The vote was not a symbolic gesture from a conservative state—Kansas is a huge wind producer, with the 9th most installed wind capacity in the nation. Rather, the Kansas vote reflects growing disillusion with the high costs and illusory benefits of renewable energy, notably wind and solar.

Consider a recent study from the Institute of Political Economy at Utah State University. Researchers found that Kansas’ RPS reduces incomes, increases energy costs, and destroys jobs:

  • “Ratepayers in Kansas will pay $171 million more than they would in the absence of RPS.
  • An average family in Kansas made $4,367 less in a single year due to RPS mandates.
  • There were 5,500 fewer jobs in Kansas at the end of 2014 than there would have been without RPS mandates.”
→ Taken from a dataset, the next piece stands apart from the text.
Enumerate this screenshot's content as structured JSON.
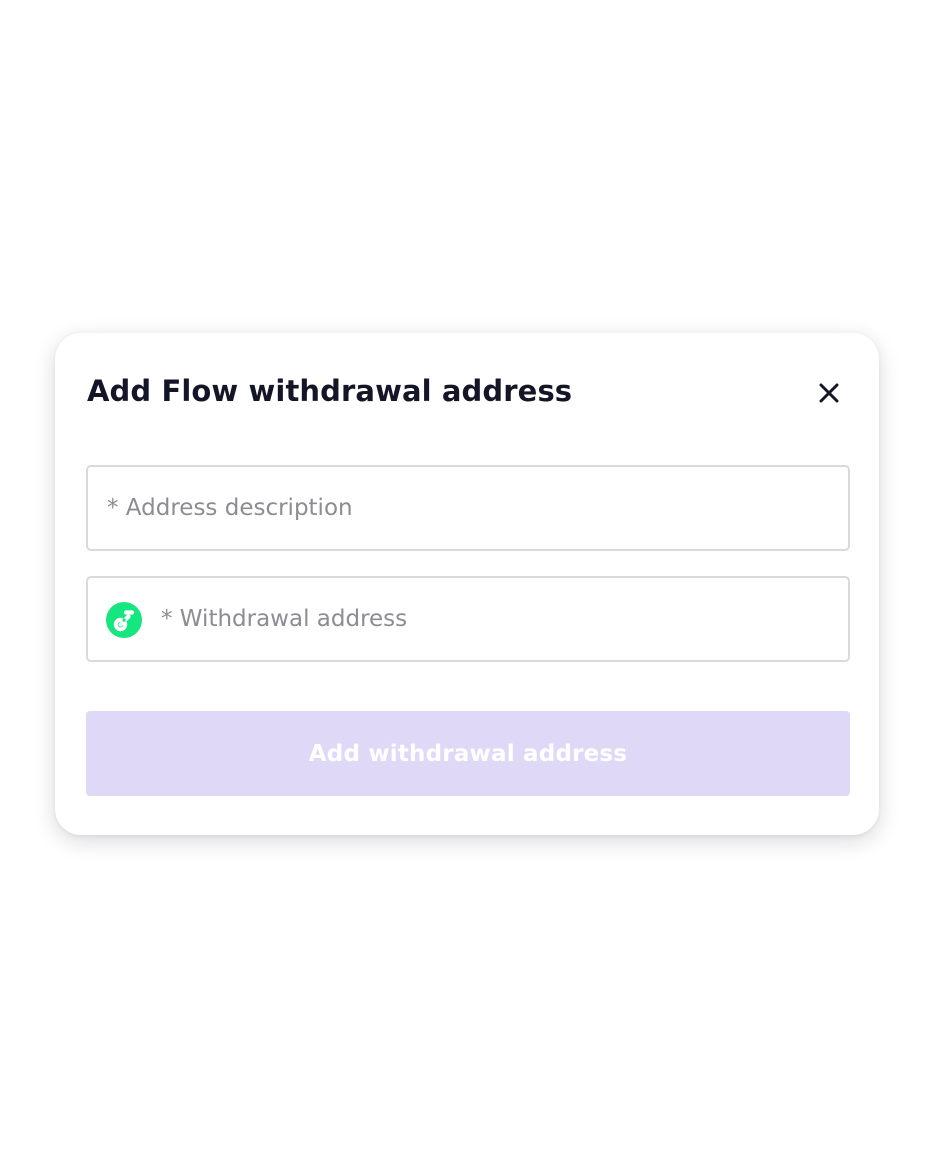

While RPS mandates impose enormous costs, they are also an expensive and inefficient way to reduce carbon dioxide emissions. The California Air Resources Board estimates that it costs $133 per ton to reduce carbon dioxide emissions through RPSs—that’s four times higher than even the Obama administration’s $33 per ton estimate of economic damages associated with CO2 emissions.

Momentum Growing for Repeal

Faced with huge costs and slim benefits, several states that have imposed RPS mandates are beginning to recognize the error of their ways. Below is a list of states that have taken recent action to curtail or eliminate their renewable mandates:

  • Last June, Ohio froze its RPS for two years and is now holding hearings to consider full repeal.
  • West Virginia repealed its “alternative energy standard” in January, becoming the first state in the country to repeal an enacted RPS. The repeal bill passed unanimously in the Senate and 95-4 in the House.
  • Texas, New Mexico and Colorado all passed bills to repeal or revise their RPS out of one chamber.
  • North Carolina is moving on legislation to freeze its renewable mandate.
  • On May 28, Kansas became the second state to repeal its mandate.


Many states enacted renewable energy mandates in recent years with the goal of reducing carbon dioxide emissions, creating jobs, and lowering utility bills. Just a few years later, states are realizing that the wind and solar lobbyists who made these promises sold them a bill of goods. These mandates raise household energy bills, destroy jobs, and do little to reduce carbon dioxide emissions. As RPS mandates continue to fail, even more states will realize that markets—not mandates—are the best path to energy prosperity.